Talking Shop with Gabriella Giubilaro

An Italian-born teacher combines the warmth, earthiness, and high spirits of her homeland with the precision and love of detail that led her through a master's degree in physics.

Gabriella Giubilaro combines the warmth, earthiness, and high spirits of her Italian homeland with the precision and love of detail that led her through bachelor's and master's degrees in physics. Since 1977 she's been teaching Iyengar-style yoga in Florence, Italy, and at workshops worldwide.

Yoga Journal: How did you discover yoga?

Gabriella Giubilaro: It was just by chance. I met a friend who was going to a yoga class, so I joined him. That was in 1973 in Florence, with Dona Holleman. I liked it from the beginning, so I stayed. I studied with Dona and assisted her for 16 years.

YJ: Who else has influenced you?

GG: B.K.S. Iyengar has been my biggest influence. I first went to India in 1983, and since then almost every year I study with him and his daughter Gita. The most important thing he passed on to me is not just knowledge; it is the tools of how to work on myself, how to understand the wisdom of the body. The body has its own intelligence: the ways it should move; the proper relation of the outer body with the organs and with the mind. The intelligence of the body is always the same, no matter whether we are practicing forward bends, backbends, twists.

YJ: Do you think there's anything quintessentially Italian about your approach to teaching yoga?

GG: Well, the Italian people use the hands a lot when they talk, yes? So when I teach a class, I do this. It looks very funny sometimes to American students.

YJ: You teach a lot in both Europe and America. Are students different in different places?

GG: A bigger difference is between southern and northern or eastern Europeans. The Italian people, when they do yoga, you can never stop them from talking. I make fun of them; I say their favorite asana is "Talkasana." And the thing they like to talk about is food. Sometimes I will try to do something serious in class, and someone will interrupt, "Would you like a new recipe for artichokes?" or "Have you tried this apple cake?" People from the eastern countries like Poland and Russia, they work so hard and never want to stop. They are very serious.

YJ: So you're not a typical Italian yogi?

GG: No, no, no, I'm much more like a Russian!

YJ: What is your daily practice?

GG: In the morning, I do first meditation, then Pranayama, then the asanas. In the afternoon, I do the restorative poses—Head Balance, Shoulder Balance—to become quiet.

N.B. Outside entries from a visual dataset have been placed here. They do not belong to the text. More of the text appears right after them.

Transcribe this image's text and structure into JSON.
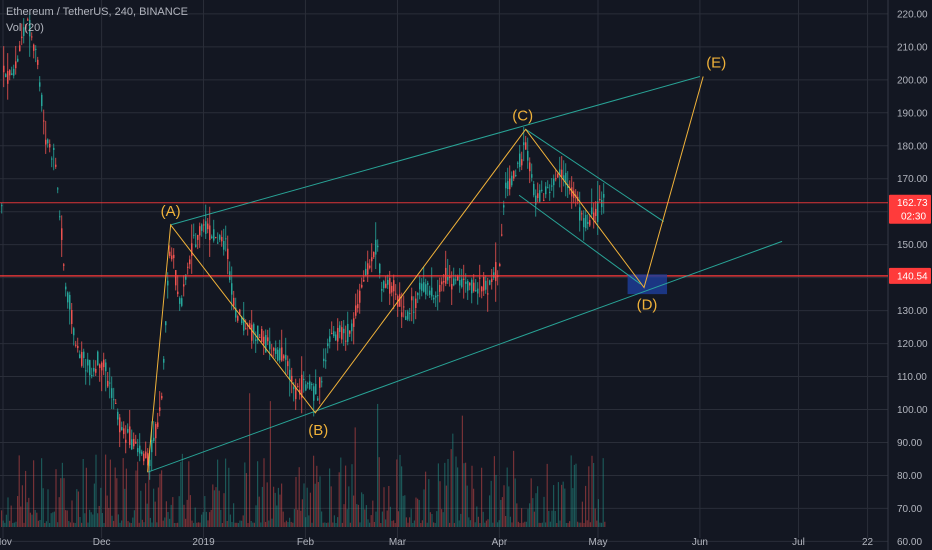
{
  "header": {
    "symbol_line": "Ethereum / TetherUS, 240, BINANCE",
    "indicator": "Vol (20)"
  },
  "colors": {
    "background": "#131722",
    "grid": "#2a2e39",
    "candle_up": "#26a69a",
    "candle_down": "#ef5350",
    "channel": "#2bb3a3",
    "wave": "#f0b23a",
    "hline": "#ff3b3b",
    "zone": "#1e3f9c"
  },
  "chart_data": {
    "type": "candlestick",
    "y_range": [
      58,
      223
    ],
    "y_ticks": [
      60,
      70,
      80,
      90,
      100,
      110,
      120,
      130,
      140,
      150,
      160,
      170,
      180,
      190,
      200,
      210,
      220
    ],
    "y_tick_labels": [
      "60.00",
      "70.00",
      "80.00",
      "90.00",
      "100.00",
      "110.00",
      "120.00",
      "130.00",
      "140.00",
      "150.00",
      "160.00",
      "170.00",
      "180.00",
      "190.00",
      "200.00",
      "210.00",
      "220.00"
    ],
    "x_tick_labels": [
      "Nov",
      "Dec",
      "2019",
      "Feb",
      "Mar",
      "Apr",
      "May",
      "Jun",
      "Jul",
      "22"
    ],
    "price_path": [
      [
        "2018-11-01",
        200
      ],
      [
        "2018-11-05",
        204
      ],
      [
        "2018-11-08",
        217
      ],
      [
        "2018-11-11",
        211
      ],
      [
        "2018-11-14",
        183
      ],
      [
        "2018-11-17",
        176
      ],
      [
        "2018-11-20",
        138
      ],
      [
        "2018-11-24",
        117
      ],
      [
        "2018-11-28",
        112
      ],
      [
        "2018-12-01",
        116
      ],
      [
        "2018-12-04",
        106
      ],
      [
        "2018-12-07",
        94
      ],
      [
        "2018-12-11",
        90
      ],
      [
        "2018-12-15",
        84
      ],
      [
        "2018-12-19",
        98
      ],
      [
        "2018-12-22",
        150
      ],
      [
        "2018-12-25",
        132
      ],
      [
        "2018-12-29",
        150
      ],
      [
        "2019-01-01",
        157
      ],
      [
        "2019-01-04",
        153
      ],
      [
        "2019-01-08",
        150
      ],
      [
        "2019-01-11",
        129
      ],
      [
        "2019-01-15",
        125
      ],
      [
        "2019-01-19",
        122
      ],
      [
        "2019-01-22",
        118
      ],
      [
        "2019-01-26",
        115
      ],
      [
        "2019-01-29",
        106
      ],
      [
        "2019-02-02",
        108
      ],
      [
        "2019-02-05",
        104
      ],
      [
        "2019-02-08",
        121
      ],
      [
        "2019-02-12",
        123
      ],
      [
        "2019-02-15",
        123
      ],
      [
        "2019-02-19",
        140
      ],
      [
        "2019-02-23",
        150
      ],
      [
        "2019-02-24",
        137
      ],
      [
        "2019-02-26",
        138
      ],
      [
        "2019-03-01",
        134
      ],
      [
        "2019-03-04",
        128
      ],
      [
        "2019-03-08",
        137
      ],
      [
        "2019-03-12",
        135
      ],
      [
        "2019-03-16",
        140
      ],
      [
        "2019-03-20",
        139
      ],
      [
        "2019-03-24",
        137
      ],
      [
        "2019-03-28",
        138
      ],
      [
        "2019-04-01",
        142
      ],
      [
        "2019-04-03",
        168
      ],
      [
        "2019-04-06",
        172
      ],
      [
        "2019-04-09",
        180
      ],
      [
        "2019-04-12",
        164
      ],
      [
        "2019-04-16",
        167
      ],
      [
        "2019-04-20",
        173
      ],
      [
        "2019-04-24",
        165
      ],
      [
        "2019-04-27",
        156
      ],
      [
        "2019-04-30",
        159
      ],
      [
        "2019-05-03",
        163
      ]
    ],
    "horizontal_levels": [
      {
        "price": 162.73,
        "label": "162.73",
        "countdown": "02:30"
      },
      {
        "price": 140.54,
        "label": "140.54"
      }
    ],
    "wave_points": [
      {
        "label": "(A)",
        "date": "2018-12-22",
        "price": 156
      },
      {
        "label": "(B)",
        "date": "2019-02-04",
        "price": 99
      },
      {
        "label": "(C)",
        "date": "2019-04-09",
        "price": 185
      },
      {
        "label": "(D)",
        "date": "2019-05-15",
        "price": 137
      },
      {
        "label": "(E)",
        "date": "2019-06-02",
        "price": 201
      }
    ],
    "wave_start": {
      "date": "2018-12-15",
      "price": 81
    },
    "channel": {
      "upper": [
        {
          "date": "2018-12-22",
          "price": 156
        },
        {
          "date": "2019-06-01",
          "price": 201
        }
      ],
      "lower": [
        {
          "date": "2018-12-15",
          "price": 81
        },
        {
          "date": "2019-06-26",
          "price": 151
        }
      ]
    },
    "inner_channel": {
      "upper": [
        {
          "date": "2019-04-09",
          "price": 185
        },
        {
          "date": "2019-05-21",
          "price": 157
        }
      ],
      "lower": [
        {
          "date": "2019-04-07",
          "price": 165
        },
        {
          "date": "2019-05-14",
          "price": 138
        }
      ]
    },
    "target_zone": {
      "date_from": "2019-05-10",
      "date_to": "2019-05-22",
      "price_from": 135,
      "price_to": 141
    },
    "volume_note": "volume bars at bottom"
  }
}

YJ: A lot of students might not see Headstand and Shoulderstand as restorative, since they have to work hard to do them.

GG: Ah, yes, but that's because when you are just starting to do a pose and you're struggling with your muscles, then you feel tired and think the pose is not restorative. But when you learn to do the pose with less effort of the muscles, you can start to feel the effect the asana has on the organs and the mind.

YJ: Do you set goals in your practice?

GG: When I started to practice, my dream was to do Head Balance in the middle of the room. Then my dream was to do Padmasana [Lotus Pose], especially in Head Balance. Then I thought that I had to become flexible, and it took me 10 years to learn that the way was not to become flexible but to become strong. Right now I have a very high goal: to go from Full Arm Balance [Handstand] to Bakasana [Crane Pose]. But I don't care if I reach it. I work on it because it is teaching me to be light and strong at the same time.

YJ: Have you ever invented a yoga pose?

GG: I like to do yoga poses when I'm riding my big Vespa motor scooter. Sometimes I do very funny things, and the people turn and look. I know it's a little dangerous, but we need to have some fun, no? Come to Firenze one day, I'll take you for a ride!